In the course of its proceedings, the Authority found that the financial source for the operation and financing of the
Programme was provided by the appropriation for the development of priority sports in the Act on the Central Budget of Hungary. Consequently, the funds managed by the Programme qualify as public funds, and thus constitute data of public interest within the meaning of the Fundamental Law.[15] Under effective legal provisions, on the other hand, a natural person who establishes a financial or business relationship with a person subject to a subsystem of general government finances is obliged to provide information to any person on the data public on grounds of public interest arising from that relationship.[16] This includes, inter alia, Shane Tusup’s share of the sum under the subsidy contract concluded between the Ministry of Human Resources and the MET.
Finally, the NAIH took into account the fact that the salary paid to Shane Tusup under the employment contract with MET qualifies as data public on grounds of public interest pursuant to the Privacy Act.[17] If it is not possible to know what kind of benefits the professionals participating in the Programme are entitled to, the control of the use of public funds provided for by the Fundamental Law is not ensured.
[1] Section 7 of the National Assets Act.
[2] Section 10 (1) of the National Assets Act.
[3] Section 5 (2) of the State Assets Act.
[4] Section 5 (1) of the State Assets Act.
[5] Case no.

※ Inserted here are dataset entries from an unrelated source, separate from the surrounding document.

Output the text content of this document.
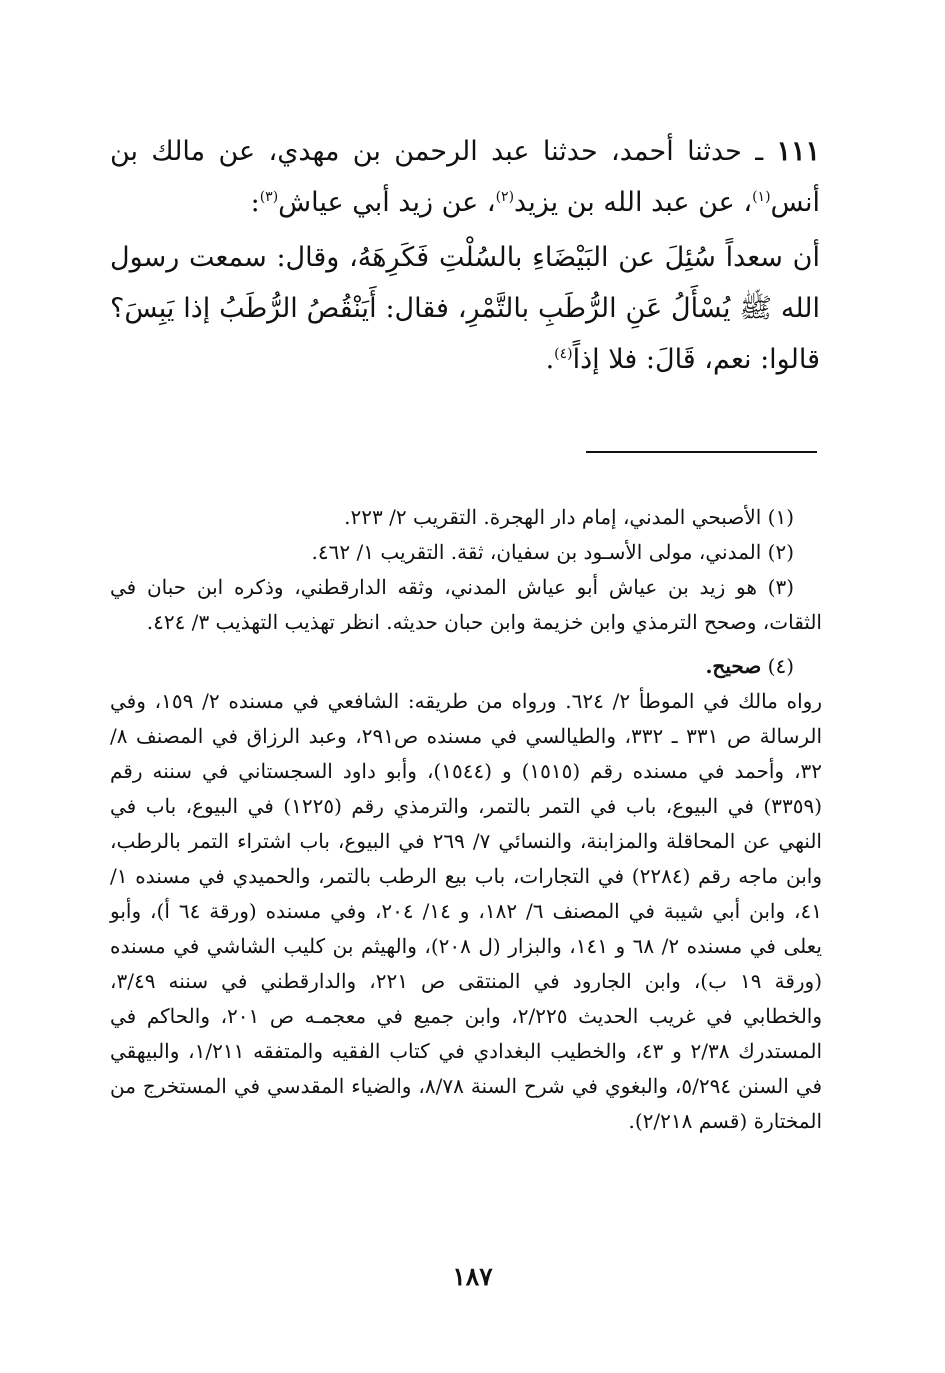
١١١ ـ حدثنا أحمد، حدثنا عبد الرحمن بن مهدي، عن مالك بن أنس$^{(١)}$، عن عبد الله بن يزيد$^{(٢)}$، عن زيد أبي عياش$^{(٣)}$:

أن سعداً سُئِلَ عن البَيْضَاءِ بالسُلْتِ فَكَرِهَهُ، وقال: سمعت رسول الله ﷺ يُسْأَلُ عَنِ الرُّطَبِ بالتَّمْرِ، فقال: أَيَنْقُصُ الرُّطَبُ إذا يَبِسَ؟ قالوا: نعم، قَالَ: فلا إذاً$^{(٤)}$.

(١) الأصبحي المدني، إمام دار الهجرة. التقريب ٢/ ٢٢٣.

(٢) المدني، مولى الأسـود بن سفيان، ثقة. التقريب ١/ ٤٦٢.

(٣) هو زيد بن عياش أبو عياش المدني، وثقه الدارقطني، وذكره ابن حبان في الثقات، وصحح الترمذي وابن خزيمة وابن حبان حديثه. انظر تهذيب التهذيب ٣/ ٤٢٤.

(٤) صحيح.

رواه مالك في الموطأ ٢/ ٦٢٤. ورواه من طريقه: الشافعي في مسنده ٢/ ١٥٩، وفي الرسالة ص ٣٣١ ـ ٣٣٢، والطيالسي في مسنده ص٢٩١، وعبد الرزاق في المصنف ٨/ ٣٢، وأحمد في مسنده رقم (١٥١٥) و (١٥٤٤)، وأبو داود السجستاني في سننه رقم (٣٣٥٩) في البيوع، باب في التمر بالتمر، والترمذي رقم (١٢٢٥) في البيوع، باب في النهي عن المحاقلة والمزابنة، والنسائي ٧/ ٢٦٩ في البيوع، باب اشتراء التمر بالرطب، وابن ماجه رقم (٢٢٨٤) في التجارات، باب بيع الرطب بالتمر، والحميدي في مسنده ١/ ٤١، وابن أبي شيبة في المصنف ٦/ ١٨٢، و ١٤/ ٢٠٤، وفي مسنده (ورقة ٦٤ أ)، وأبو يعلى في مسنده ٢/ ٦٨ و ١٤١، والبزار (ل ٢٠٨)، والهيثم بن كليب الشاشي في مسنده (ورقة ١٩ ب)، وابن الجارود في المنتقى ص ٢٢١، والدارقطني في سننه ٣/٤٩، والخطابي في غريب الحديث ٢/٢٢٥، وابن جميع في معجمـه ص ٢٠١، والحاكم في المستدرك ٢/٣٨ و ٤٣، والخطيب البغدادي في كتاب الفقيه والمتفقه ١/٢١١، والبيهقي في السنن ٥/٢٩٤، والبغوي في شرح السنة ٨/٧٨، والضياء المقدسي في المستخرج من المختارة (قسم ٢/٢١٨).

١٨٧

NAIH/2017/871/V.
[6] Reasons (19) of Decision no. 8/2016 (IV.6) AB.
[7] Reasons (29) of Decision no. 8/2016 (IV.6) AB.
[8] Case no. NAIH/2017/4100/V.
[9] Case no. NAIH/2017/5250/V.
[10] Reason (22) of Constitutional Court Decision no. 8/2016. (IV. 6.) AB.
[11] Reason (46) of Constitutional Court Decision no. 25/2014. (VII. 22.) AB.]
[12] Case no. NAIH/2017/2725/V.
[13] Section 31 (1)–(2) of the Privacy Act.
[14] Case no. NAIH/2017/1368/V.
[15] Section 39 (2) of the Fundamental Law.
[16] Section 27 (3) and (3a) of the Privacy Act.
[17] Section 26 (2) of the Privacy Act.